Book Review: The Nude Matured: Body and Spirit
By Yotam Ponte
Cardiologist and photographer Judith Monteferrante documents the aging female experience in her book “The Nude Matured: Body and Spirit.” Photographing nude, aging women, Monteferrante attempts to portray them as accurately and truthfully as possible, highlighting their beauty and grace.
The book is filled with black and white photographs of women over 50 years old. The women are put on display and their forms are heroed by stripping them of their color. Photographs of these women in different poses and positions demystify the nude and aging female form and allow for its appreciation.
One of the very first photographs in the book shows a woman sitting on a stool, framed from the neck down. Her arm is at her waist and every wrinkle in her skin and fold in her body is exposed. She is made vulnerable by sitting as every imperfection in her body is unveiled, but what this image does is embrace these imperfections—literally putting them on a pedestal—and placing them in the context of art. Another image, very similar to this one, appears later in the book, serving the same purpose of examining the candid nature of the female nude and emphasizing its beauty.

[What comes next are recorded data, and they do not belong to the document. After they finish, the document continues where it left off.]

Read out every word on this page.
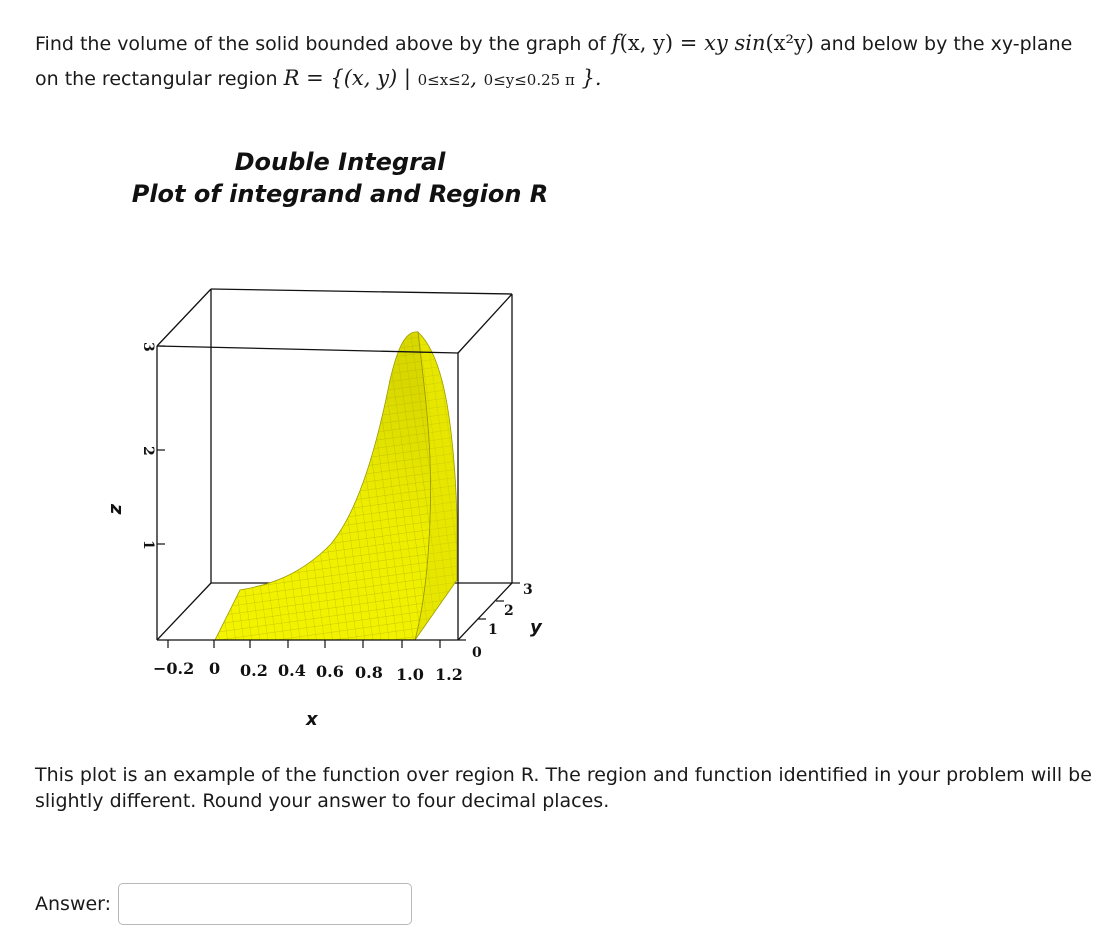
Find the volume of the solid bounded above by the graph of f(x, y) = xy sin(x²y) and below by the xy-plane on the rectangular region R = {(x, y) | 0≤x≤2, 0≤y≤0.25 π }.
Double Integral
Plot of integrand and Region R
−0.2 0 0.2 0.4 0.6 0.8 1.0 1.2
0
1
2
3
3
2
1
z
y
x
This plot is an example of the function over region R. The region and function identified in your problem will be slightly different. Round your answer to four decimal places.
Answer:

Accompanying the photographs are quotes by these very women expressing their thoughts on their bodies, themselves, and the concept of aging. “It is the same as being born beautiful. So little is expected of you. You can do, wear, think, and eat whatever you please,” says one of them. This idea explains the main concept of the book, that aging is not beauty through perfection but beauty through freedom, carefreeness, and the natural. Images of the female nude with flowing gray hair sitting on their knees focuses on this beauty that arises out of the freedom in aging.
Photographs of women laying on their sides push forward the fat in their nude forms and position them in ways that are traditionally considered unflattering. Other photographs show close-ups of breasts and waists—body parts that are often sexualized in women. The book challenges the conceptions of beauty in our modern society by photographing what is traditionally unappealing, and transforming it into art. In fact, some quotes in the book discuss the hypocrisy in the way men are judged on wealth and power whereas women are judged on their looks with the pressure to appear young—often having cosmetic surgery advertising targeted at them promising to “fix signs of aging.”

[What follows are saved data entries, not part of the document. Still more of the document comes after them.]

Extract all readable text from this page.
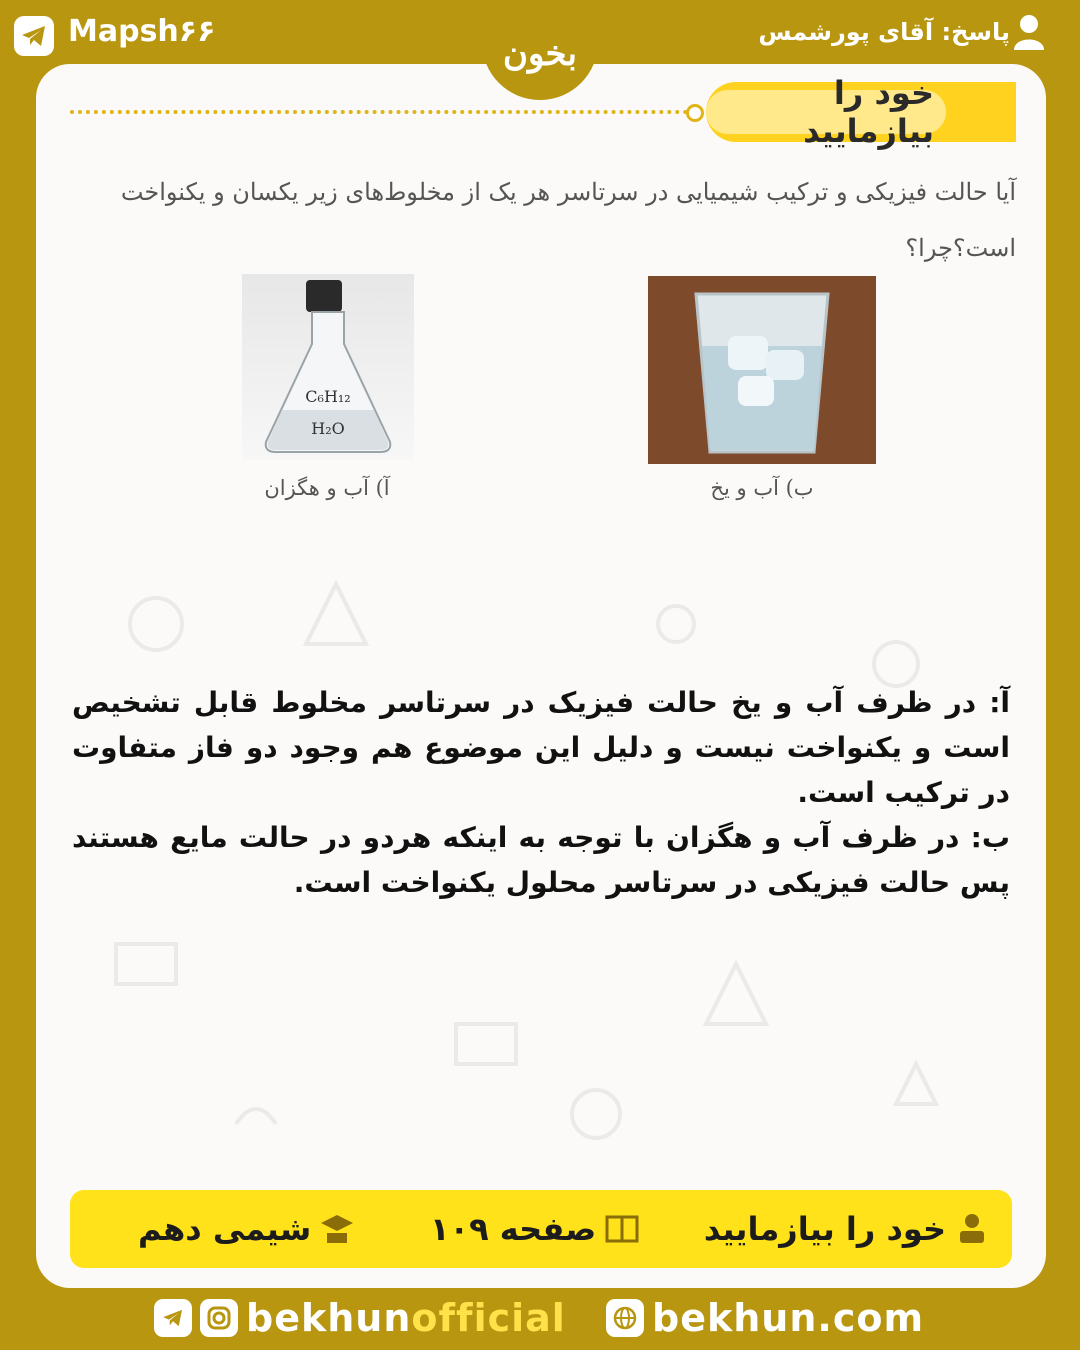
Mapsh۶۶	پاسخ: آقای پورشمس
بخون
خود را بیازمایید
آیا حالت فیزیکی و ترکیب شیمیایی در سرتاسر هر یک از مخلوط‌های زیر یکسان و یکنواخت است؟چرا؟
C₆H₁₂
H₂O
آ) آب و هگزان	ب) آب و یخ

آ: در ظرف آب و یخ حالت فیزیک در سرتاسر مخلوط قابل تشخیص است و یکنواخت نیست و دلیل این موضوع هم وجود دو فاز متفاوت در ترکیب است.

ب: در ظرف آب و هگزان با توجه به اینکه هردو در حالت مایع هستند پس حالت فیزیکی در سرتاسر محلول یکنواخت است.

خود را بیازمایید
صفحه ۱۰۹
شیمی دهم
bekhunofficial bekhun.com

This idea of fixing aging—a natural aspect of life—is viewed as problematic by portraying the elegance of nature and photographing these naked women with flowers and branches. The flowers and branches accompanying the women maintain the motif that aging is natural and nature is beautiful; it does not need to be fixed.
While the society spends its time striving for perfection, perfection is unachievable. This book proves that perfection doesn’t correlate with beauty, freedom does. The theme is well delivered, though it would have been enlightening to see the vulnerability that some of these women might have experienced while being photographed. The overbearing levels of comfort and confidence while being photographed in the nude, flaws and all, seemed a little unnatural - ironic to the otherwise nature-themed series. Regardless, the book did a phenomenal job in exploring their candidness and imperfections in the context of our society.